The main church was built in the 1690s, the church and the belfry were demolished in 1935.
During the same year that the Kievan Bratstvo was founded (1615) it received a grant of an estate off Town Hall Square. This magnificent gift was given by a farsighted woman, Halshka (Elizabeth) Hulevych, who stipulated that the land was to be used for the development of a monastery, pilgrim's hostel, and a school for children of both noble and common birth. In subsequent decades, the flourishing monastery and its Academy were supported by generations of Ukrainian aristocracy and both were particularly favored by Hetman Mazepa who, between 1690-93, built a new and large monastic church and in 1703 commenced construction of the masonry Academy Building.
The Bratskyi Monastery complex, which was both a religious and educational institution, occupied an entire block of the Lowertown on the northeastern side of Town Hall Square. The main entrance to the monastery courtyard was through a gateway which was under the three story belfry, originally designed by Kievan architect Stefan Kovnir (1756) and later modified by A. Melenskyi (1829). The focal point of the courtyard was Hetman Mazepa's Church of the Epiphany. It was a magnificent structure-worthy of its site and location.
The Church of the Epiphany of the Bratskyi Monastery and the Congregational Church of St. Nicholas in the Pecherske, popularly known as the Great Nicholas, were both built in the last decade of the seventeenth century and are considered to be the finest buildings of the Kievan Baroque. The designer of these two churches is still a topic for debate. The most recent Soviet Ukrainian publications, including the six volume History of Ukrainian Art published by the Academy of Sciences of the Ukrainian S.S.R., ascribe these two grand and similar buildings to a Ukrainian architect and alumnus of the Kievan Academy, 1. Zarudnyi, who, in the beginning of the eighteenth century, introduced the Baroque style to Moscow. Though the plans and compositions of these two churches were very similar, the details and ornamentation of the Church of the Epiphany were of more classical character which was appropriate for an academic building.
The original Baroque iconostasis of the Church of the Epiphany was destroyed in the Podil fire of 1811. A neo-classical altar screen, dating from 1825 and considered one of the best works of architect A. Melenskyi, served as its replacement. Among the church's historical treasures were a silver altar cross, gift of Metropolitan Petro Mohyla, and a silver chance, gift of Abbess Magdalene, the mother of Hetman I. Mazepa.
After the Soviet victory in Ukraine, the Bratskyi Monastery was closed. The Monastic buildings were conveyed to the regional Department of Health which assigned them to the Podil's Polyclinic. The eighteenth century Academy building was given to the Ukrainian Academy of Sciences. Throughout the Twenties the Academy of Sciences and its Archeological Committee showed continuous concern regarding the preservation of the architectural complex of the Brotherhood Monastery. According to the June 1926 legislation of the Ukrainian S.S.R., the historic monastery was designated as a monument of Republican importance. Thus, without the authorization of the People's Commissar of Education of the Ukrainian S.S.R., the landmark could not be modified or demolished.

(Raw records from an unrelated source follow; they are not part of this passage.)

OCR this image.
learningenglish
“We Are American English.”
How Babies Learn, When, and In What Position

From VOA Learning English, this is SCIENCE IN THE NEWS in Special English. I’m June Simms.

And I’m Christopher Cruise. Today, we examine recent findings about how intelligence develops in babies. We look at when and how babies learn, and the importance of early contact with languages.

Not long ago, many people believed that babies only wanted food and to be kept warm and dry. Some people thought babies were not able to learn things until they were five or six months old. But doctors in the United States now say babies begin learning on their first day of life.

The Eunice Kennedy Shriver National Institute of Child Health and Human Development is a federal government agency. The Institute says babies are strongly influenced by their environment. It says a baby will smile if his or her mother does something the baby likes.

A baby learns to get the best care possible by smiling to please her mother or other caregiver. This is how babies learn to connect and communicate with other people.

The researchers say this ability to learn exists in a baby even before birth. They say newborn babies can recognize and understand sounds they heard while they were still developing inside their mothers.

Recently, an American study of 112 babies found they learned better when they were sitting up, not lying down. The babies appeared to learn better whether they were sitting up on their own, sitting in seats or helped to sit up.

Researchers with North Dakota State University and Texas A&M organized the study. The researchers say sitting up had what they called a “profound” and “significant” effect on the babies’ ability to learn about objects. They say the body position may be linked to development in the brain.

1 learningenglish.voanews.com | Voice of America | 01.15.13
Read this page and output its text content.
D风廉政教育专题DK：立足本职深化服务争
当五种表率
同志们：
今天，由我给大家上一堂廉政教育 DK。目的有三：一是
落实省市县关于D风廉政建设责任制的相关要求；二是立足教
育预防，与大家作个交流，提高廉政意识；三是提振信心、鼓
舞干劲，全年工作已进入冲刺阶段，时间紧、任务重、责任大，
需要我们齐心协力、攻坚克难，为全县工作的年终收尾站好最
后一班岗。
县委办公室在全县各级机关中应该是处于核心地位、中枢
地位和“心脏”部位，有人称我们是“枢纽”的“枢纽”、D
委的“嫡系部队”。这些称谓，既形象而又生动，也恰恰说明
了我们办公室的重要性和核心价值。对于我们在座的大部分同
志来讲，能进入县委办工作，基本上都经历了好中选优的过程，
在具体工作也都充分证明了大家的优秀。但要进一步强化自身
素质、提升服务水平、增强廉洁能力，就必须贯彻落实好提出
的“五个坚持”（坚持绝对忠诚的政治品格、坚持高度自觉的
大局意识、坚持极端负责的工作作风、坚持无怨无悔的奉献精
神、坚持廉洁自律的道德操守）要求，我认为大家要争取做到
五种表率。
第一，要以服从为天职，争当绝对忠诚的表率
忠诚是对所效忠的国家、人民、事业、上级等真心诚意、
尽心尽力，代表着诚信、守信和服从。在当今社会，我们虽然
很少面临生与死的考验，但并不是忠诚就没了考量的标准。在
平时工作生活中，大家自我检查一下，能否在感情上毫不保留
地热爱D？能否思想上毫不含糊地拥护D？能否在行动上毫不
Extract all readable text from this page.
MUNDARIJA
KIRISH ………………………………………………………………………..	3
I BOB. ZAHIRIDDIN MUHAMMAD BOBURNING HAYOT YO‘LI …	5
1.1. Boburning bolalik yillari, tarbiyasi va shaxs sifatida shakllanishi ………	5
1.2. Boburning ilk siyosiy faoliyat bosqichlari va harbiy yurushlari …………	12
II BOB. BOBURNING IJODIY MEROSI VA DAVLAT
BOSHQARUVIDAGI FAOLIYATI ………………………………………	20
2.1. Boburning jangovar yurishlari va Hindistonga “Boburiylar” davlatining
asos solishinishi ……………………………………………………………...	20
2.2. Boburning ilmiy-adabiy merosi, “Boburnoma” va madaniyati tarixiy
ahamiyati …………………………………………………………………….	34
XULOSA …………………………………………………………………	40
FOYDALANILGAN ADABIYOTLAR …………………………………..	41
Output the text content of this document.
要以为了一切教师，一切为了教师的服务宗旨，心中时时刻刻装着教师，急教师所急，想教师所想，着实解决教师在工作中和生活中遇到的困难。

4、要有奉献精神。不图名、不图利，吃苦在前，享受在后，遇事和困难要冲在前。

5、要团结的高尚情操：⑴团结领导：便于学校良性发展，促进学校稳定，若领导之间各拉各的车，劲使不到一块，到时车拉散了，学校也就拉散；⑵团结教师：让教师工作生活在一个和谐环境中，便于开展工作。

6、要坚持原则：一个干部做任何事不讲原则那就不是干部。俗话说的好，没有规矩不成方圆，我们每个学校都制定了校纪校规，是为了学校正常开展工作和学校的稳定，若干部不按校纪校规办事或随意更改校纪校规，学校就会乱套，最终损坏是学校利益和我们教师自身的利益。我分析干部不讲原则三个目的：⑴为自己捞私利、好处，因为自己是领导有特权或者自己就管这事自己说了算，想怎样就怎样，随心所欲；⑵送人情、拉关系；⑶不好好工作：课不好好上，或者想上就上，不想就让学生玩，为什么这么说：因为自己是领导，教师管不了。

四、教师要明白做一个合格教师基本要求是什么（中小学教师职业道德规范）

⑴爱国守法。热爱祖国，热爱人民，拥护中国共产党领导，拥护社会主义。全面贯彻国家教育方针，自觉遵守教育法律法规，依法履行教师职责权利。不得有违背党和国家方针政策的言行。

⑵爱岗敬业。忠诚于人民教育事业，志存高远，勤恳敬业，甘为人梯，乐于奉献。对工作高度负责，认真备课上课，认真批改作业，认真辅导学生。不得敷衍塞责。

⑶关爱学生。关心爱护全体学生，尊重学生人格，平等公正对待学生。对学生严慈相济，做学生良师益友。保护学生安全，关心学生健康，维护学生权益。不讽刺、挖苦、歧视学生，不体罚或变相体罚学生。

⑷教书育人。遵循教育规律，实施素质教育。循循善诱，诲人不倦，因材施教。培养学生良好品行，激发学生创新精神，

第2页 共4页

In February of 1935, S. I. Prytykin, the photographer of the Kiev Regional Inspectorate of the Preservation of the Monuments of Culture, took photographs of both the interior and the exterior of the doomed Church of the Epiphany. Sometime in 1935, the exact date cannot be established, the large and massive structure was pulled down and the adjoining belfry was dismantled. The monastery's frequently altered refectory building, the eighteenth century sun dial, and the more recent monastic buildings were preserved. Thus, the Soviet authorities vividly demonstrated that in demolishing one of the major landmarks of Ukrainian history, the planners were not clearing sites for the development of new buildings or parks but were in fact eliminating what they perceived to be undesirable (or even harmful) Ukrainian national symbols in order to promote the new socialist society.
Apparently there was no attempt to survey the two buildings before their demolition or to preserve some of their architectural details. One can make the conjecture that in order for them to have been demolished, the two buildings (like the Church of St. Michael of the Golden Domes) were declared to have been of no scientific value, therefore no studies were made of them. In the following years, in the courtyard of the historic monastery, a box-like, four story high apartment building was constructed. In 1963 the territory of the former Bratskyi Monastery and the surviving landmarks were listed on the registry of architectural landmarks of the Ukrainian S.S.R.